Ao longo dos anos, deram muitos concertos. Há momentos que vos tenham ficado especialmente na memória — situações curiosas, inusitadas ou particularmente marcantes em palco?
[Marisa Gulli] O Festival de Músicas do Mundo de Sines foi dos mais impactantes. Íamos lá todos os anos ver concertos, e sempre foi um objetivo tocar lá. Lembro-me de chegar ao palco e me esquecer da letra da música [risos]. Foi mesmo muita emoção.
[Tiago Romão] Tocámos por volta das sete da tarde, com a praia cheia de gente. A recetividade foi incrível, mesmo de pessoas que não nos conheciam. Esse concerto marcou-me muito.
[Marisa Gulli] E, mais recentemente, o concerto em Ovar também nos surpreendeu. Era de entrada livre, e fomos super bem recebidos.
[Milton Gulli] Momentos inusitados também não faltam. Já tivemos carrinhas a avariar a meio do caminho para o concerto [risos].
[Tiago Romão] Ou perder músicos pelo caminho [risos].
[Marisa Gulli] Ou mesmo durante o concerto! [risos]

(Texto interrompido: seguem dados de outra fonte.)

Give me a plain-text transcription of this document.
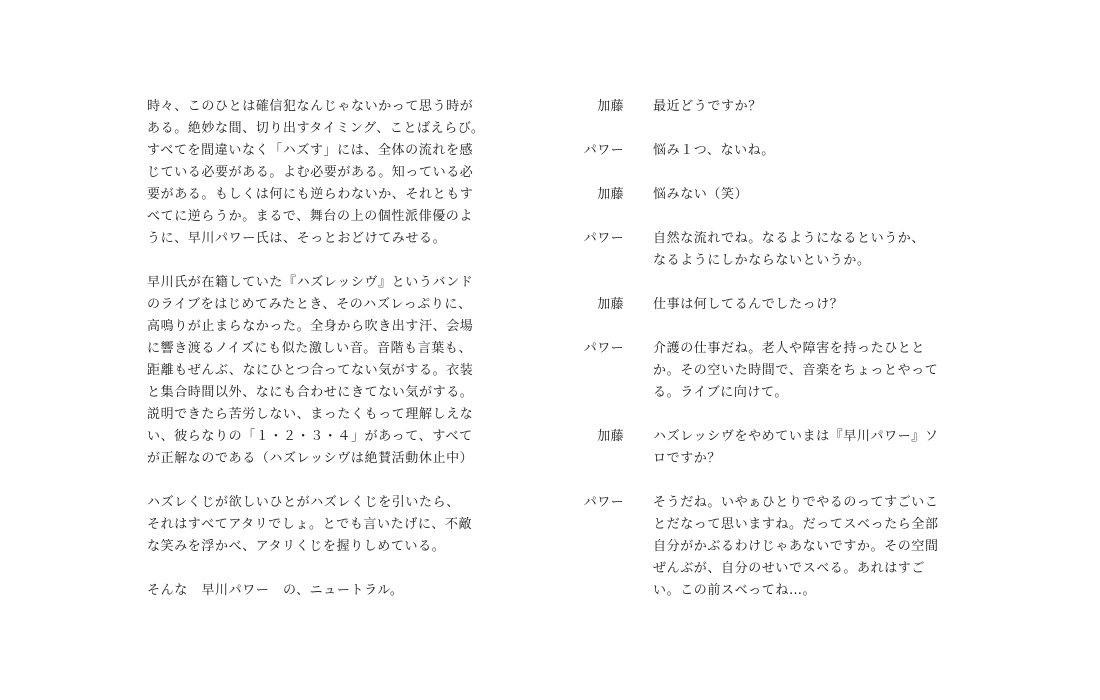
時々、このひとは確信犯なんじゃないかって思う時が
ある。絶妙な間、切り出すタイミング、ことばえらび。
すべてを間違いなく「ハズす」には、全体の流れを感
じている必要がある。よむ必要がある。知っている必
要がある。もしくは何にも逆らわないか、それともす
べてに逆らうか。まるで、舞台の上の個性派俳優のよ
うに、早川パワー氏は、そっとおどけてみせる。

早川氏が在籍していた『ハズレッシヴ』というバンド
のライブをはじめてみたとき、そのハズレっぷりに、
高鳴りが止まらなかった。全身から吹き出す汗、会場
に響き渡るノイズにも似た激しい音。音階も言葉も、
距離もぜんぶ、なにひとつ合ってない気がする。衣装
と集合時間以外、なにも合わせにきてない気がする。
説明できたら苦労しない、まったくもって理解しえな
い、彼らなりの「１・２・３・４」があって、すべて
が正解なのである（ハズレッシヴは絶賛活動休止中）

ハズレくじが欲しいひとがハズレくじを引いたら、
それはすべてアタリでしょ。とでも言いたげに、不敵
な笑みを浮かべ、アタリくじを握りしめている。

そんな　早川パワー　の、ニュートラル。

加藤 最近どうですか？
パワー 悩み１つ、ないね。
加藤 悩みない（笑）
パワー 自然な流れでね。なるようになるというか、
なるようにしかならないというか。
加藤 仕事は何してるんでしたっけ？
パワー 介護の仕事だね。老人や障害を持ったひとと
か。その空いた時間で、音楽をちょっとやって
る。ライブに向けて。
加藤 ハズレッシヴをやめていまは『早川パワー』ソ
ロですか？
パワー そうだね。いやぁひとりでやるのってすごいこ
とだなって思いますね。だってスベったら全部
自分がかぶるわけじゃあないですか。その空間
ぜんぶが、自分のせいでスベる。あれはすご
い。この前スベってね…。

Quando olham hoje para o vosso primeiro disco, mais de quinze anos depois da sua edição, que relação mantêm com esse trabalho? Ainda vos ressoa — estética ou emocionalmente — ou sentem que pertence a uma fase mais distante da vossa história?
[Milton Gulli] Ressoa completamente. Ainda hoje tocamos muitas músicas desse álbum, se calhar até mais do que do segundo. O segundo disco talvez tenha uma complexidade diferente.
[Marisa Gulli] O público responde muito bem aos temas desse disco. É um som mais nosso, mais genuíno, mais Cacique — talvez até mais do que o do segundo álbum.
[Tiago Romão] O processo foi muito diferente. O primeiro disco nasceu dos ensaios, de jams, até de check sounds nos próprios concertos. O segundo foi gravado com cada um em locais diferentes.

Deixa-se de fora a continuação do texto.